Já morei em vários lugares, mas não adianta: em qualque(r) cidade que eu more, sempre serei impo(r)tunada po(r) duas coisas: motoristas de transpo(r)te par(r)ticula(r) tagarelas e péssimos vizinhos. Hoje, por exemplo, aco(r)dei com do(r) de cabeça po(r)que não do(r)mi bem. A mulhe(r) alta do apa(r)tamento da frente e o morado(r) barulhento do anda(r) de cima estavam fofocando sobre o síndico às seis horas da manhã, bem embaixo da minha janela.
Table 3. Quadro 3. Texto criado para leitura do estímulo sonoro do teste-piloto.

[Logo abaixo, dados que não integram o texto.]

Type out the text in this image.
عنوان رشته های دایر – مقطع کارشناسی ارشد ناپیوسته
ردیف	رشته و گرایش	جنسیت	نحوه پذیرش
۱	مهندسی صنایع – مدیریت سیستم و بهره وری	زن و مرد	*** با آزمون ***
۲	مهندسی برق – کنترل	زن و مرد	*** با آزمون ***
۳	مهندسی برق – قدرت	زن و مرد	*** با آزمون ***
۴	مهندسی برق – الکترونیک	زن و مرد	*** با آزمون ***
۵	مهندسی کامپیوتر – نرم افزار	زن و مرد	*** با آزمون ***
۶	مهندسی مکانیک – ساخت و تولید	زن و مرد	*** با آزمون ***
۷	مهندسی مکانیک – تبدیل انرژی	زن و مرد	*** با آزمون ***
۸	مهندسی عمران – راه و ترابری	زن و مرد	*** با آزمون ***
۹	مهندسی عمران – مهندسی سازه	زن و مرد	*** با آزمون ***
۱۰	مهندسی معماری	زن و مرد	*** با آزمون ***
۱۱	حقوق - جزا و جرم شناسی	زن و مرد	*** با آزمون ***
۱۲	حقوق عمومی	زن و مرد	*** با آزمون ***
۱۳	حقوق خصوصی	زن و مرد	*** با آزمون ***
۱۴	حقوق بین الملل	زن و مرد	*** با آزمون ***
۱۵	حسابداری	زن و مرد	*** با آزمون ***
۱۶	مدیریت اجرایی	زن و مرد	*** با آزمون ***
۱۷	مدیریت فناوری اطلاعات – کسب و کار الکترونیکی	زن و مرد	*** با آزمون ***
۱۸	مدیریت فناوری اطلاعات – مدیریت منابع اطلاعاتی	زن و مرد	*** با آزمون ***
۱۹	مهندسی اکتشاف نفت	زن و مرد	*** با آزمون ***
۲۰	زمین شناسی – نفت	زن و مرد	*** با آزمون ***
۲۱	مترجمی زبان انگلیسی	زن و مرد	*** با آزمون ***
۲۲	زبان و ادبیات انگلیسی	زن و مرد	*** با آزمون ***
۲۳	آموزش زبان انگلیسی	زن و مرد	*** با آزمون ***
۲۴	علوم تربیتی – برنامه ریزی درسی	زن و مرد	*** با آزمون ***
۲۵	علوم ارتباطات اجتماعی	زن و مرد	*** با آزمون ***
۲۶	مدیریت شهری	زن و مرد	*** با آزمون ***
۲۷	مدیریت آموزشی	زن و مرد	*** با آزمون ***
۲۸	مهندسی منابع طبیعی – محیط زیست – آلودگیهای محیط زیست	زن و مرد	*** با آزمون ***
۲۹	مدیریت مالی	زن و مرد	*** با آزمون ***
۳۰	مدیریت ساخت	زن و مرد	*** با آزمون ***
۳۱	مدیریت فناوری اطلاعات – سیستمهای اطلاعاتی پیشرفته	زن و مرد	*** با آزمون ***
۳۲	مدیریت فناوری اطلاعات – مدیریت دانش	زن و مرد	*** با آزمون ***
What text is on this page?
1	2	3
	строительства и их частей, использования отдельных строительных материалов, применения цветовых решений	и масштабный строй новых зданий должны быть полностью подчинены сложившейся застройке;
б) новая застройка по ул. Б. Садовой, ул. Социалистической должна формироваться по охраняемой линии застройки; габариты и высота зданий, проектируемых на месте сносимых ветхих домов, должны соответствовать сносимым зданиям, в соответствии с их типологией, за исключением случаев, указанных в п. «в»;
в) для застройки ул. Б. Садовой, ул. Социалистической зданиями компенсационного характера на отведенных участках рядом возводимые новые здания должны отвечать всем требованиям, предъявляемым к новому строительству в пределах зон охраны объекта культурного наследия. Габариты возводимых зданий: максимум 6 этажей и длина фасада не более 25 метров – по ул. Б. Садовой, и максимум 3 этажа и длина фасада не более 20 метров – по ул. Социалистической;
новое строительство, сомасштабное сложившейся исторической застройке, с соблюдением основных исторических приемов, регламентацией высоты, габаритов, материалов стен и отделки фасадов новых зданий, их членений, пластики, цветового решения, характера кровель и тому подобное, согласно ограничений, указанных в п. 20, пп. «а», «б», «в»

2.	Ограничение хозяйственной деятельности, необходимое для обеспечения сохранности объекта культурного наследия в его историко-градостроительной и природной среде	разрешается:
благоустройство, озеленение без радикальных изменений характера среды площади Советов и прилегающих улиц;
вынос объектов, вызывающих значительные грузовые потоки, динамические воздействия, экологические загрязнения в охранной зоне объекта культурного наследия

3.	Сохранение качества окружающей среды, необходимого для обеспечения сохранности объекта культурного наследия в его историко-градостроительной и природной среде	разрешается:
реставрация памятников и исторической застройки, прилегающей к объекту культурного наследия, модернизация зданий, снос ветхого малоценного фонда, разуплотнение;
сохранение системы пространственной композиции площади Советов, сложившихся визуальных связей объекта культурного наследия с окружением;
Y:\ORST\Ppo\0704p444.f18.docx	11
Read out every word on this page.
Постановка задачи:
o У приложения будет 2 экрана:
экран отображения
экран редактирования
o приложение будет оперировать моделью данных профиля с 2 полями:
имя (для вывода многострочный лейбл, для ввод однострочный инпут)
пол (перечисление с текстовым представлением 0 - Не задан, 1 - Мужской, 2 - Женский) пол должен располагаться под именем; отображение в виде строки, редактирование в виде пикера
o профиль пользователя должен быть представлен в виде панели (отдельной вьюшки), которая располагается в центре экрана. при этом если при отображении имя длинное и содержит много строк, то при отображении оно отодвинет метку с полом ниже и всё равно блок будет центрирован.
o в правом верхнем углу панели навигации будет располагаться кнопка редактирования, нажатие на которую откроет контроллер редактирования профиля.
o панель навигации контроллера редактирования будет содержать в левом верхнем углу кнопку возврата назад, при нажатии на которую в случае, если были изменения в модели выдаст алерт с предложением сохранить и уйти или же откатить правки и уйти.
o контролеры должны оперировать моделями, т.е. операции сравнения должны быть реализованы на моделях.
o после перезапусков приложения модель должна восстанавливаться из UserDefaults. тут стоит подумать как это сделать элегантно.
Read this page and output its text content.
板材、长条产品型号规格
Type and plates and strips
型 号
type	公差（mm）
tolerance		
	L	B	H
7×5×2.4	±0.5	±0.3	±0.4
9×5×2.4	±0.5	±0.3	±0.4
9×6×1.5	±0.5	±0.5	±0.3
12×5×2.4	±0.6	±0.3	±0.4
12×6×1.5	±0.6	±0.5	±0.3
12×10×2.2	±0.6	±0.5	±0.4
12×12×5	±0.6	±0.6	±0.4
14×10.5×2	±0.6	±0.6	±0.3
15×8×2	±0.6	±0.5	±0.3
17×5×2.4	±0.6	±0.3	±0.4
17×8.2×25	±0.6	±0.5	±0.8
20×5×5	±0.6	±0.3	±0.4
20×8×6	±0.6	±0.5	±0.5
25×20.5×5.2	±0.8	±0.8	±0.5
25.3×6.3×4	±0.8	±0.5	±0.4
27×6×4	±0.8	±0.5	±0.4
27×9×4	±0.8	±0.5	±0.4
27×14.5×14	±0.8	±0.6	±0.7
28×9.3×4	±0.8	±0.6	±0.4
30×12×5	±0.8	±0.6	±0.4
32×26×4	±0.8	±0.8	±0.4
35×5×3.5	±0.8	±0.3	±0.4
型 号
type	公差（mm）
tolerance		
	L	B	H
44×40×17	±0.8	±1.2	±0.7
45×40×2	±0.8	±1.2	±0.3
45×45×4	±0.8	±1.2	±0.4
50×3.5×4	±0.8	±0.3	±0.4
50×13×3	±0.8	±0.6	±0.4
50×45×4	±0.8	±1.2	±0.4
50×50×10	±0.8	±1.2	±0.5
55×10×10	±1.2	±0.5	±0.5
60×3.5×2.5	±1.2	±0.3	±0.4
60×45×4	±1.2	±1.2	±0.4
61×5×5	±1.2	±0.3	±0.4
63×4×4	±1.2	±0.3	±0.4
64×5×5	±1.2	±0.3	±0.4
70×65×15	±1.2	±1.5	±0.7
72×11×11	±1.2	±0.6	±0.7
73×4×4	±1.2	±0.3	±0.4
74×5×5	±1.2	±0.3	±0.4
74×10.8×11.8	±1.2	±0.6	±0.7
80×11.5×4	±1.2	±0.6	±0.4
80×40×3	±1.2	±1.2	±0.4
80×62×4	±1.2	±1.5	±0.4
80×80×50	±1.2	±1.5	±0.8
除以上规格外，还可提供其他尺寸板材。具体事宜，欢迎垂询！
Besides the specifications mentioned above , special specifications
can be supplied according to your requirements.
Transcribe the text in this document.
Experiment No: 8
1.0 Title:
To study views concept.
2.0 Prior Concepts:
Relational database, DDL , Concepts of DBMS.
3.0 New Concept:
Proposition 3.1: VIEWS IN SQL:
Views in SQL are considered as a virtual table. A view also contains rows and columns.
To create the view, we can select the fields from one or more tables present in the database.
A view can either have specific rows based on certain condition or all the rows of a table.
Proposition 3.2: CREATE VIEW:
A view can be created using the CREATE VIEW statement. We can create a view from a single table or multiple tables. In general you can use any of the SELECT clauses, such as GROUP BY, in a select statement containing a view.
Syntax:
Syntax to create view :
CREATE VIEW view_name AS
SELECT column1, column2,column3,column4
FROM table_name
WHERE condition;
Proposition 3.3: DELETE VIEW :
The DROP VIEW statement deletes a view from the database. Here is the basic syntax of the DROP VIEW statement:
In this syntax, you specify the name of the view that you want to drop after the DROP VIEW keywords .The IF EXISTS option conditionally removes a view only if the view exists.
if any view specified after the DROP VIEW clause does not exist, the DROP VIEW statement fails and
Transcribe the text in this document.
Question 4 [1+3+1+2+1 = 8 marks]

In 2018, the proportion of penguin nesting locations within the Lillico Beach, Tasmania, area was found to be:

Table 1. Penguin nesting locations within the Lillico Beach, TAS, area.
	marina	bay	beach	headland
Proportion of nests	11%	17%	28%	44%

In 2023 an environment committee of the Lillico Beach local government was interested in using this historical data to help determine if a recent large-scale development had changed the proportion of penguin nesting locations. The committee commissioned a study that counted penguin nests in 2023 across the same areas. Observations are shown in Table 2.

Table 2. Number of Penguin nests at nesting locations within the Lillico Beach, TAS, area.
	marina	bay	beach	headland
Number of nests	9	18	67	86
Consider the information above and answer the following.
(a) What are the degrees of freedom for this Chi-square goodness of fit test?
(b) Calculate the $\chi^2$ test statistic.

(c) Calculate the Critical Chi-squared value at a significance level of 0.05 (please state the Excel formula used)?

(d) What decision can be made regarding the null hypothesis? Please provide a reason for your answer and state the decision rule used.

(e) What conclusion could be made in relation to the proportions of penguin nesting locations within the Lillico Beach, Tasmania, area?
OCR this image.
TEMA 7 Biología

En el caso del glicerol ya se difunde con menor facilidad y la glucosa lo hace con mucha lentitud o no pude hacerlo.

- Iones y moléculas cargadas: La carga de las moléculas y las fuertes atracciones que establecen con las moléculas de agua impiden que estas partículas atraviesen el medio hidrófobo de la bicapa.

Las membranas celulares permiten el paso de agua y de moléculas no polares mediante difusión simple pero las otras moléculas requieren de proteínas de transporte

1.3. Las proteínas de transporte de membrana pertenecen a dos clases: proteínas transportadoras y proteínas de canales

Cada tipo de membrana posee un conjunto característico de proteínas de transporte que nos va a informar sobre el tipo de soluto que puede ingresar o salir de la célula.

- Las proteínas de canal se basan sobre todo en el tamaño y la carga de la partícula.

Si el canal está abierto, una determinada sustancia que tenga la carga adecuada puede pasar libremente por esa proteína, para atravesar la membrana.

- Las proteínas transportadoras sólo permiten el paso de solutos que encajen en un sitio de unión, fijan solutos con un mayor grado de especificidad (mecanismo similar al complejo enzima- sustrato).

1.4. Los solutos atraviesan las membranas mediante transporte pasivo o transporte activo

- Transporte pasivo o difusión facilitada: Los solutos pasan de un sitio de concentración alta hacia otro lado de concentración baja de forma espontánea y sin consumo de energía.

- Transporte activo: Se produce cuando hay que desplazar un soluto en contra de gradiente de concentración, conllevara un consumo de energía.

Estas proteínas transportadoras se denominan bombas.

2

Os estímulos sonoros foram obtidos por meio da gravação da leitura em voz alta desse trecho por dois falantes distintos, um do gênero feminino e um do gênero masculino, ambos moradores da Região Metropolitana de Porto Alegre e membros da equipe de pesquisa do LínguaPOA. Seguindo-se a metodologia de Lambert et al. (1960), a técnica dos estímulos pareados, cada um dos falantes gravou duas leituras diferentes do texto: uma na qual a pronúncia de todos as ocorrências de /R/ em coda se dava por tepe alveolar e outra na qual elas fossem apagadas. Buscou-se ao máximo a padronização no modo de leitura e de pronúncia do restante do texto. Além dos quatro estímulos sonoros reunidos nesse procedimento (dois de cada falante), o teste contou, também, com quatro estímulos distratores, que serviram para “despistar” os participantes e dificultar a identificação por parte deles do real objeto de nossa análise.

O teste online foi hospedado na plataforma GoogleForms. Antes de os participantes avaliarem propriamente os estímulos sonoros, eles respondiam um formulário inicial, anônimo, no qual informavam idade, gênero, nível de escolaridade, cidade de nascimento, tempo e bairro de residência em Porto Alegre e se gostavam de morar na cidade ou não. Ainda nessa parte, os participantes-avaliadores recebiam as instruções para a realização do teste. Foi-lhes informado apenas que o teste objetivava coletar informações acerca da percepção que se tem de alguns contextos fonológicos da fala porto-alegrense e que, para isso, eles seriam solicitados a avaliarem sequências em áudio da leitura de um texto.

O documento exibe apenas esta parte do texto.